Some 30 years ago we learned the advances of technology would solve all earth’s problems, now we know it has increased them. All the projections of the past years have come to fruition—more are constantly heard. At the World Water Forum in Mexico City last year it was estimated that a 20% drop in rainwater the world over could be expected due to climate change, which means less water shored in the aquifers.
A big adjustment in life style has to be made to save the planet. I do not believe we should adapt instead of holding back the progress of pollution. We will quickly run short of adaptations while environmental destruction intensifies. To save the planet from deforestation and water shortage, we should eat less beef. We have not yet got out of our Wild West culture that cattle are part of the landscape and always will be. The amount of water used to grow beef is enormous 1000 tons of water for one ton of grain. 1,500 gallons of water for one hamburger. To build a car 400,000 litres are needed. The standard of living in the developed world has to make a big sacrifice to save the planet. Basic needs of water are 50 litres a day per person. U.S. uses 400-600 litres which is more than any other people on earth. Most Europeans use only half that amount. They are far ahead of North America in environmental concerns and restraints. We must stop thinking of exploitation and only think of preservation.

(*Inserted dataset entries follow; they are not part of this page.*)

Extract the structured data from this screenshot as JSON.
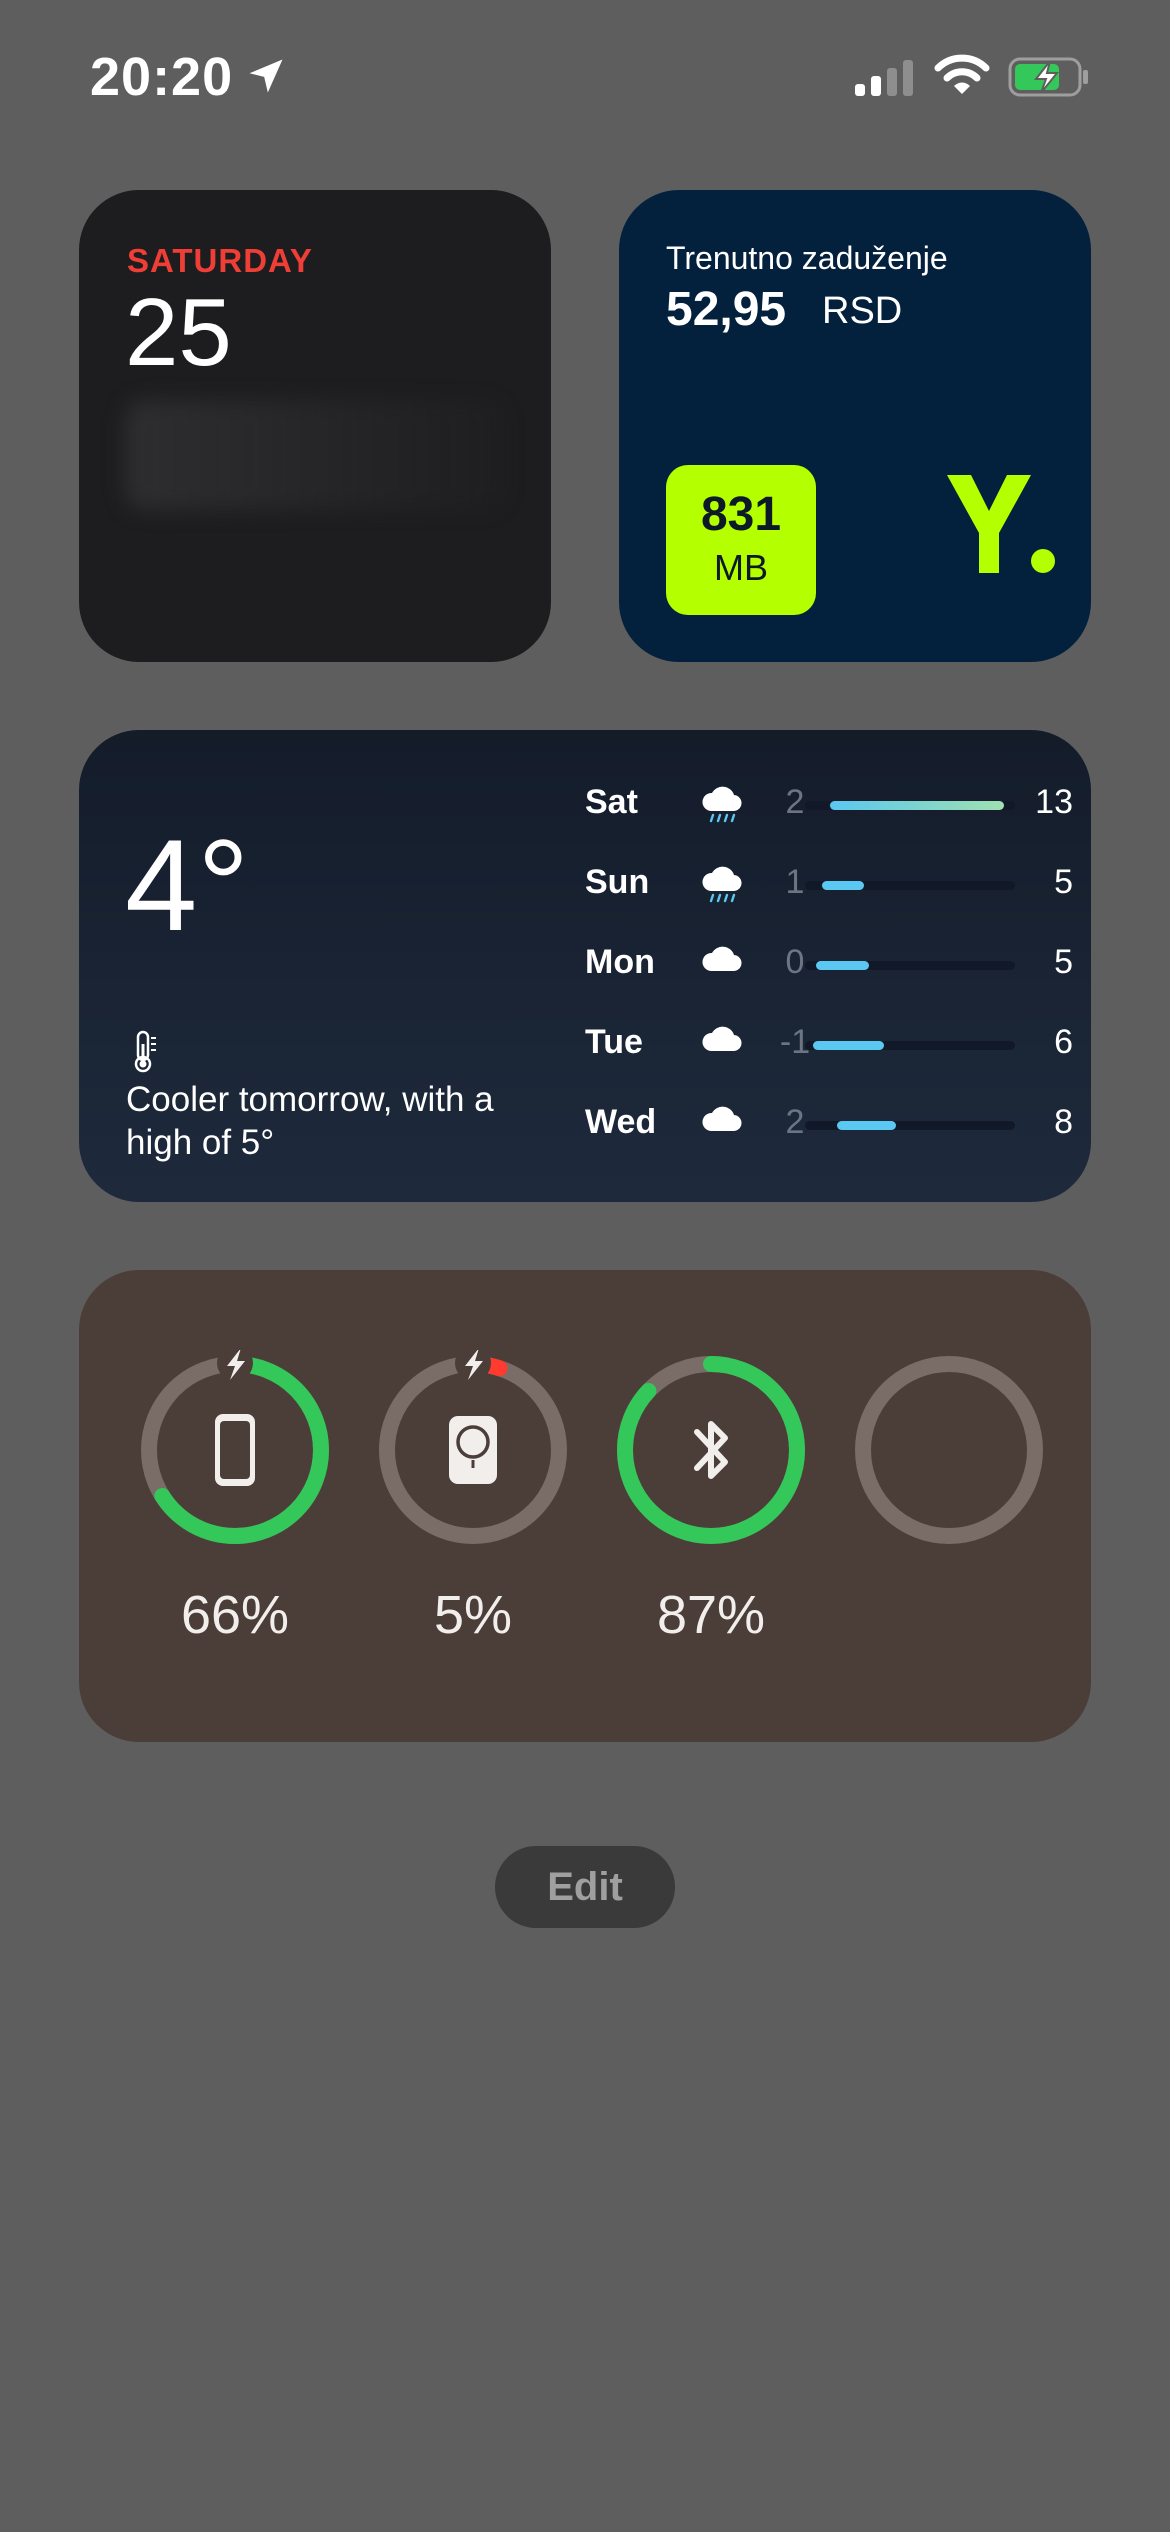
{
  "status_bar": {
    "time": "20:20",
    "icons": [
      "location-arrow-icon",
      "cellular-signal-icon",
      "wifi-icon",
      "battery-charging-icon"
    ]
  },
  "calendar_widget": {
    "weekday": "SATURDAY",
    "date": "25"
  },
  "yettel_widget": {
    "label": "Trenutno zaduženje",
    "amount": "52,95",
    "currency": "RSD",
    "data_value": "831",
    "data_unit": "MB",
    "logo_icon": "yettel-logo-icon",
    "accent_color": "#b4ff00"
  },
  "weather_widget": {
    "current_temp": "4°",
    "message": "Cooler tomorrow, with a high of 5°",
    "forecast": [
      {
        "day": "Sat",
        "icon": "rain-cloud-icon",
        "low": "2",
        "high": "13",
        "range": [
          0.12,
          0.95
        ]
      },
      {
        "day": "Sun",
        "icon": "rain-cloud-icon",
        "low": "1",
        "high": "5",
        "range": [
          0.08,
          0.28
        ]
      },
      {
        "day": "Mon",
        "icon": "cloud-icon",
        "low": "0",
        "high": "5",
        "range": [
          0.05,
          0.3
        ]
      },
      {
        "day": "Tue",
        "icon": "cloud-icon",
        "low": "-1",
        "high": "6",
        "range": [
          0.04,
          0.38
        ]
      },
      {
        "day": "Wed",
        "icon": "cloud-icon",
        "low": "2",
        "high": "8",
        "range": [
          0.15,
          0.43
        ]
      }
    ]
  },
  "batteries_widget": {
    "devices": [
      {
        "name": "iphone",
        "icon": "iphone-icon",
        "percent": "66%",
        "level": 0.66,
        "charging": true,
        "color": "#34c759"
      },
      {
        "name": "magsafe-battery",
        "icon": "magsafe-battery-icon",
        "percent": "5%",
        "level": 0.05,
        "charging": true,
        "color": "#ff3b30"
      },
      {
        "name": "bluetooth-device",
        "icon": "bluetooth-icon",
        "percent": "87%",
        "level": 0.87,
        "charging": false,
        "color": "#34c759"
      },
      {
        "name": "empty-slot",
        "icon": "",
        "percent": "",
        "level": 0,
        "charging": false,
        "color": "#7a6d68"
      }
    ]
  },
  "edit_button": {
    "label": "Edit"
  }
}
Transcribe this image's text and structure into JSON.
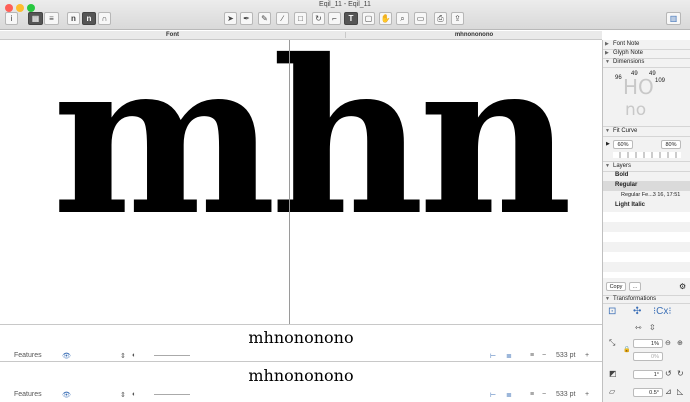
{
  "window": {
    "title": "Eqil_11 - Eqil_11"
  },
  "tabs": [
    "Font",
    "mhnononono"
  ],
  "canvas": {
    "glyphs": "mhn"
  },
  "preview": [
    {
      "text": "mhnononono",
      "features": "Features",
      "size": "533 pt"
    },
    {
      "text": "mhnononono",
      "features": "Features",
      "size": "533 pt"
    }
  ],
  "sidebar": {
    "font_note": "Font Note",
    "glyph_note": "Glyph Note",
    "dimensions": "Dimensions",
    "dim_values": [
      "96",
      "49",
      "49",
      "109"
    ],
    "dim_letters": "HO",
    "dim_letters2": "no",
    "fit_curve": "Fit Curve",
    "fit_left": "60%",
    "fit_right": "80%",
    "layers": "Layers",
    "layer_items": [
      "Bold",
      "Regular",
      "Regular Fe...3 16, 17:51",
      "Light Italic"
    ],
    "copy": "Copy",
    "transformations": "Transformations",
    "scale": "1%",
    "scale2": "0%",
    "rotate": "1°",
    "slant": "0.5°"
  },
  "colors": {
    "accent": "#3b6fb6"
  }
}
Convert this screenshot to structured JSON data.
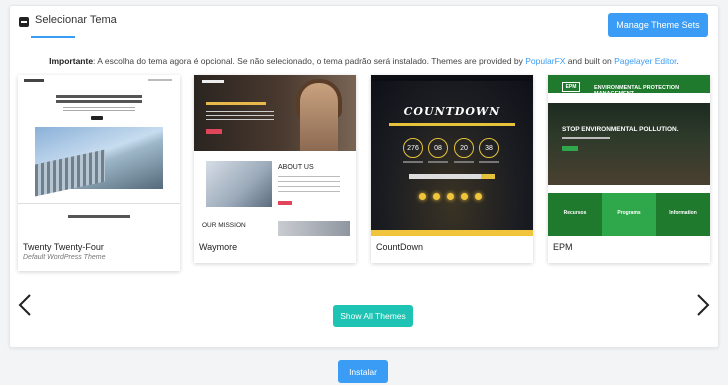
{
  "panel": {
    "title": "Selecionar Tema",
    "manage_button": "Manage Theme Sets"
  },
  "notice": {
    "bold": "Importante",
    "text_before_link1": ": A escolha do tema agora é opcional. Se não selecionado, o tema padrão será instalado. Themes are provided by ",
    "link1": "PopularFX",
    "text_between": " and built on ",
    "link2": "Pagelayer Editor",
    "text_after": "."
  },
  "themes": [
    {
      "name": "Twenty Twenty-Four",
      "subtitle": "Default WordPress Theme"
    },
    {
      "name": "Waymore",
      "subtitle": ""
    },
    {
      "name": "CountDown",
      "subtitle": ""
    },
    {
      "name": "EPM",
      "subtitle": ""
    }
  ],
  "previews": {
    "waymore": {
      "about": "ABOUT US",
      "mission": "OUR MISSION"
    },
    "countdown": {
      "title": "COUNTDOWN",
      "digits": [
        "276",
        "08",
        "20",
        "38"
      ]
    },
    "epm": {
      "logo": "EPM",
      "org": "ENVIRONMENTAL PROTECTION MANAGEMENT",
      "headline": "STOP ENVIRONMENTAL POLLUTION.",
      "columns": [
        "Recursos",
        "Programs",
        "Information"
      ]
    }
  },
  "actions": {
    "show_all": "Show All Themes",
    "install": "Instalar"
  },
  "icons": {
    "collapse": "minus-square-icon",
    "prev": "chevron-left-icon",
    "next": "chevron-right-icon"
  },
  "colors": {
    "primary": "#3b9cf5",
    "teal": "#1ec3b3"
  }
}
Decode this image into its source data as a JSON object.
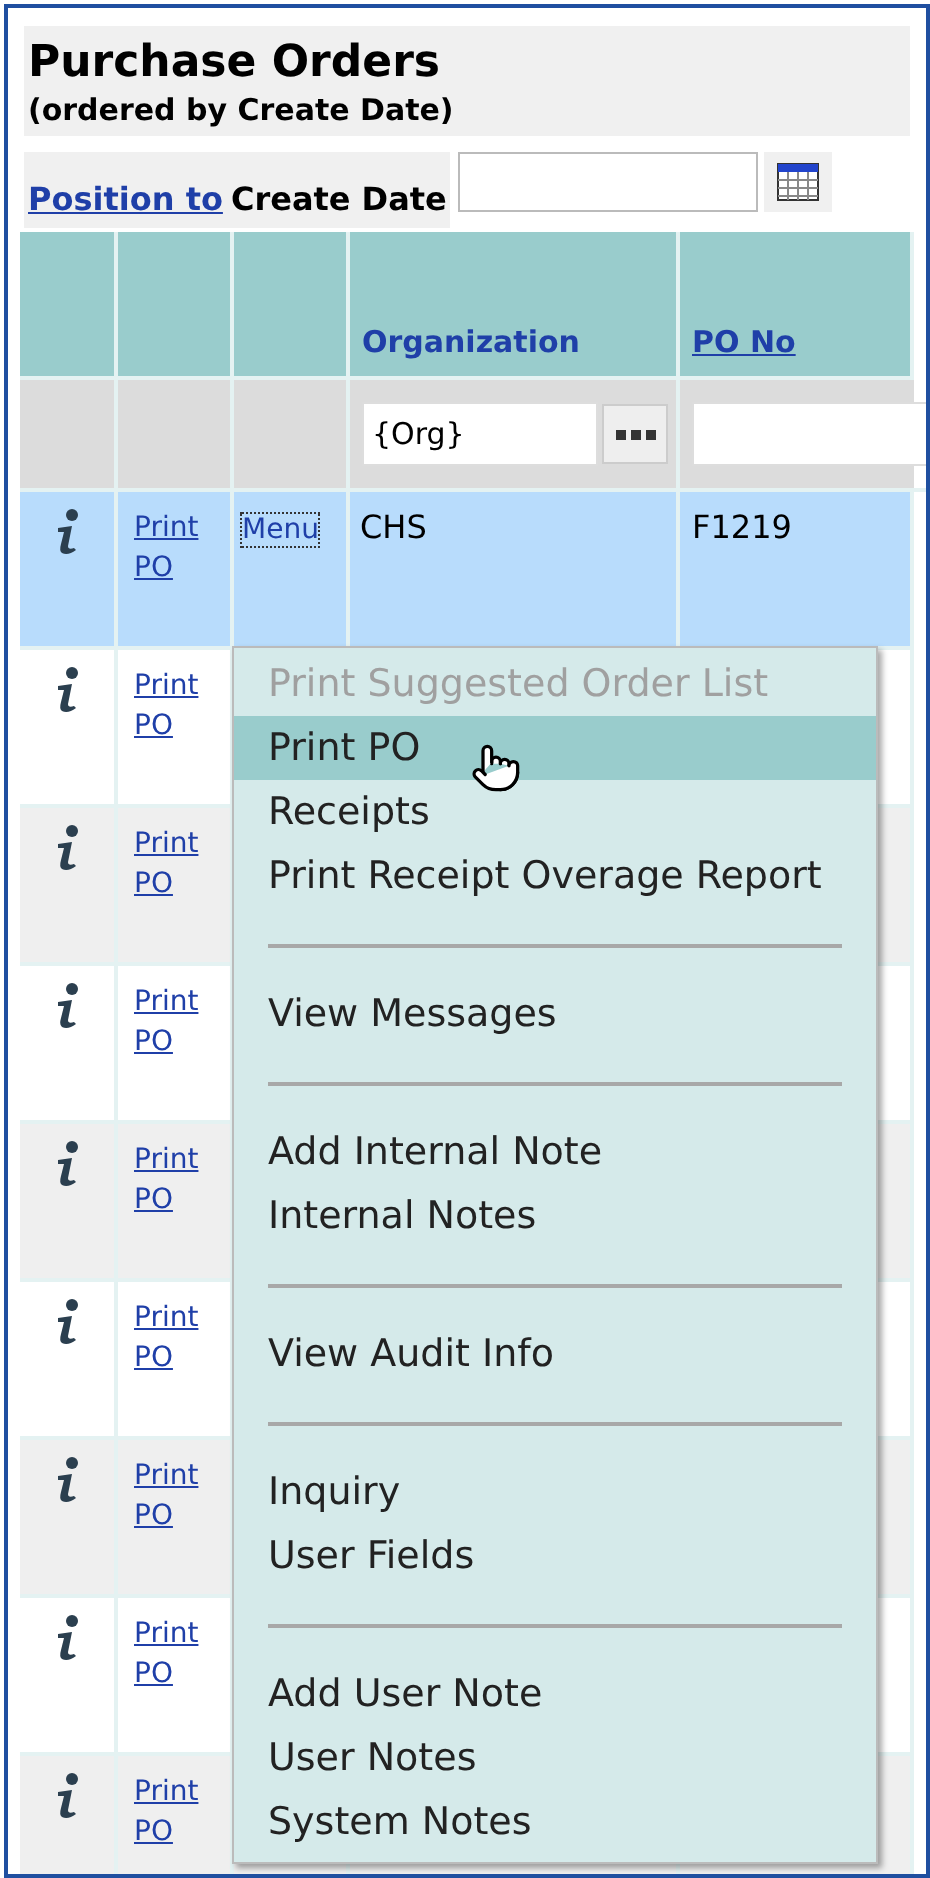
{
  "title": "Purchase Orders",
  "subtitle": "(ordered by Create Date)",
  "position": {
    "link": "Position to",
    "label": "Create Date"
  },
  "table": {
    "columns": [
      {
        "label": "Organization",
        "link": false
      },
      {
        "label": "PO No",
        "link": true
      }
    ],
    "filters": {
      "organization": "{Org}"
    },
    "rows": [
      {
        "selected": true,
        "print_link": "Print PO",
        "menu_link": "Menu",
        "organization": "CHS",
        "po_no": "F1219"
      },
      {
        "selected": false,
        "print_link": "Print PO"
      },
      {
        "selected": false,
        "print_link": "Print PO"
      },
      {
        "selected": false,
        "print_link": "Print PO"
      },
      {
        "selected": false,
        "print_link": "Print PO"
      },
      {
        "selected": false,
        "print_link": "Print PO"
      },
      {
        "selected": false,
        "print_link": "Print PO"
      },
      {
        "selected": false,
        "print_link": "Print PO"
      },
      {
        "selected": false,
        "print_link": "Print PO"
      }
    ]
  },
  "context_menu": [
    {
      "kind": "item",
      "label": "Print Suggested Order List",
      "disabled": true,
      "selected": false
    },
    {
      "kind": "item",
      "label": "Print PO",
      "disabled": false,
      "selected": true
    },
    {
      "kind": "item",
      "label": "Receipts",
      "disabled": false,
      "selected": false
    },
    {
      "kind": "item",
      "label": "Print Receipt Overage Report",
      "disabled": false,
      "selected": false
    },
    {
      "kind": "separator"
    },
    {
      "kind": "item",
      "label": "View Messages",
      "disabled": false,
      "selected": false
    },
    {
      "kind": "separator"
    },
    {
      "kind": "item",
      "label": "Add Internal Note",
      "disabled": false,
      "selected": false
    },
    {
      "kind": "item",
      "label": "Internal Notes",
      "disabled": false,
      "selected": false
    },
    {
      "kind": "separator"
    },
    {
      "kind": "item",
      "label": "View Audit Info",
      "disabled": false,
      "selected": false
    },
    {
      "kind": "separator"
    },
    {
      "kind": "item",
      "label": "Inquiry",
      "disabled": false,
      "selected": false
    },
    {
      "kind": "item",
      "label": "User Fields",
      "disabled": false,
      "selected": false
    },
    {
      "kind": "separator"
    },
    {
      "kind": "item",
      "label": "Add User Note",
      "disabled": false,
      "selected": false
    },
    {
      "kind": "item",
      "label": "User Notes",
      "disabled": false,
      "selected": false
    },
    {
      "kind": "item",
      "label": "System Notes",
      "disabled": false,
      "selected": false
    }
  ]
}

We cannot bring the 3rd world to the standard of the rich countries without speeding the destruction of Earth. It is estimated that if everyone in the world wanted to live like people in the US, 5 more planets like Earth would be needed to sustain the current population.
The answers are complex, political. We are part of a world concern that can only worsen without drastic action. Poorer nations are making unwanted changes in their life style due to the depletion and pollution of ground water. The developed nations present a way of life that reflect wants rather than needs and waste rather than conservation.
We must stop worrying about our cost of living, and think more of what our living is costing the earth.
In closing, we hope future administrations will continue the successful work presently being done by our ecology department and the city. Local NGOs are making a great effort also but they need help. Perhaps San Miguel could become an example to the rest of Mexico.